O jornalista e professor universitário usou como exemplo o que vem acontecendo com Neymar, duramente criticado por muitos brasileiros e outros milhares de pessoas espalhadas pelo mundo por conta de sua atuação na última Copa do Mundo. Para ele, há um excesso contra o atleta, o que acaba atraindo “energias linchadoras”.

“Será que o rapaz que coloca o cabelo do jeito que quer, dá umas exageradas, mas também apanha muito, será que isso é suficiente por uma energia linchadora? No mundo inteiro elege-se um bode expiatório, uma figura que vai aparecer para purificar o mundo. Há uma desproporção de meios. A reação e essa tortura psicológica merece uma análise de todos, é obviamente um excesso”, disse.

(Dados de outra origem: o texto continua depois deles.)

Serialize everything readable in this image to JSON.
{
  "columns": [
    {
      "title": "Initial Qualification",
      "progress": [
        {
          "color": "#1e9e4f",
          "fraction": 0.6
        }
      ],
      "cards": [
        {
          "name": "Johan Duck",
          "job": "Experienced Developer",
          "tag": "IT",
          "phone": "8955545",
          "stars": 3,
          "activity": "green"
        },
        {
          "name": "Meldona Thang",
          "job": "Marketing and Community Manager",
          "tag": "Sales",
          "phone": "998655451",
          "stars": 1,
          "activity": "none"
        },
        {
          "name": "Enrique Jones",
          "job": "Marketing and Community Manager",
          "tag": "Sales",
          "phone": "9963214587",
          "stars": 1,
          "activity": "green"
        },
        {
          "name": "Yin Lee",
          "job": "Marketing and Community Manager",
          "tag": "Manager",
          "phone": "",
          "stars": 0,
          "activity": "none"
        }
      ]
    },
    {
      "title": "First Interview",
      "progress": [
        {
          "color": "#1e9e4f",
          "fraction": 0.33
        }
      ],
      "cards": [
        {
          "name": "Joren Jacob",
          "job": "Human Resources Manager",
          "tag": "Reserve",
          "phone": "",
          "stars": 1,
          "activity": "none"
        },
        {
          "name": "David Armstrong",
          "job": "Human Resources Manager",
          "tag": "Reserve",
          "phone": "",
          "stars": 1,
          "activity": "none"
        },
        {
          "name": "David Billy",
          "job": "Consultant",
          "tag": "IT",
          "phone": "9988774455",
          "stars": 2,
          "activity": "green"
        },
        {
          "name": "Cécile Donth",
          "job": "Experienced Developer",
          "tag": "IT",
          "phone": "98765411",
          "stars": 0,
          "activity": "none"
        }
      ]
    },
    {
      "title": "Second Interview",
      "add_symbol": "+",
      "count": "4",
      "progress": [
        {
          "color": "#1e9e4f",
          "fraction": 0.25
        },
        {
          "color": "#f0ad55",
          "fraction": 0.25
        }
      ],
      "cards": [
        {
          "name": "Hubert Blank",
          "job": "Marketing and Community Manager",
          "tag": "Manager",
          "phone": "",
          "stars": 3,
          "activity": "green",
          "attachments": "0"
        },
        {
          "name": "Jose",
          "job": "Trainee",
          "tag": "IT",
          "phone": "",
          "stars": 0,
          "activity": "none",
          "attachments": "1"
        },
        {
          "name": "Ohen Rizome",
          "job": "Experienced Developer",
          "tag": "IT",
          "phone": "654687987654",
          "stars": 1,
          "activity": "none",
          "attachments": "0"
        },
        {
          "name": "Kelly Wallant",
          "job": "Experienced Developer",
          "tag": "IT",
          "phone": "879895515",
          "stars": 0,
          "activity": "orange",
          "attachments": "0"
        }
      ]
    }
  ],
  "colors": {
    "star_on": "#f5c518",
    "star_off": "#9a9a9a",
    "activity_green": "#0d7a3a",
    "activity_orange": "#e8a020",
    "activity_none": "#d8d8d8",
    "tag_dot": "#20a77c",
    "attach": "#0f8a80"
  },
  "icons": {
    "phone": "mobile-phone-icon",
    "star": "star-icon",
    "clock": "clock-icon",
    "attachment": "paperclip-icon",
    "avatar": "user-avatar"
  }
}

No nosso dia a dia já temos diversos exemplos de falta de gentileza das pessoas, como também podemos aprender com bons exemplos de pensamento coletivo em detrimento de uma vitória individual. Desde o momento em que usamos o banheiro e entregamos limpo ao próximo. Esse tipo de respeito se propaga, cada vez mais inspirando outros a contribuírem pelo bem-estar geral.

“Deveríamos aprender a ter respeito pelo outro genérico, alguém que vai chegar depois para utilizar o banheiro, sem você inutilizar as pessoas. Tem que estar o tempo inteiro vislumbrando que se você está nessa posição hoje, amanhã você pode estar na da outra pessoa”, explicou.

E onde vamos buscar essa gentileza que nos falta? A resposta é mais simples do que imaginamos: em nós mesmos.  Os humanos possuem a capacidade de se auto analisar e buscar as soluções para a melhoria.

“Eu imagino que seja o primeiro passo a certeza de que não somos movidos exclusivamente pela busca e satisfação pelos nossos desejos e prazeres. Temos a competência de pensar, diagnosticar e pensar além do melhor para si mesmo, o que é melhor para um coletivo. Temos a capacidade ainda maior de colocar a solução melhor para todos do que procurar a satisfação de nossos prazeres”, concluiu.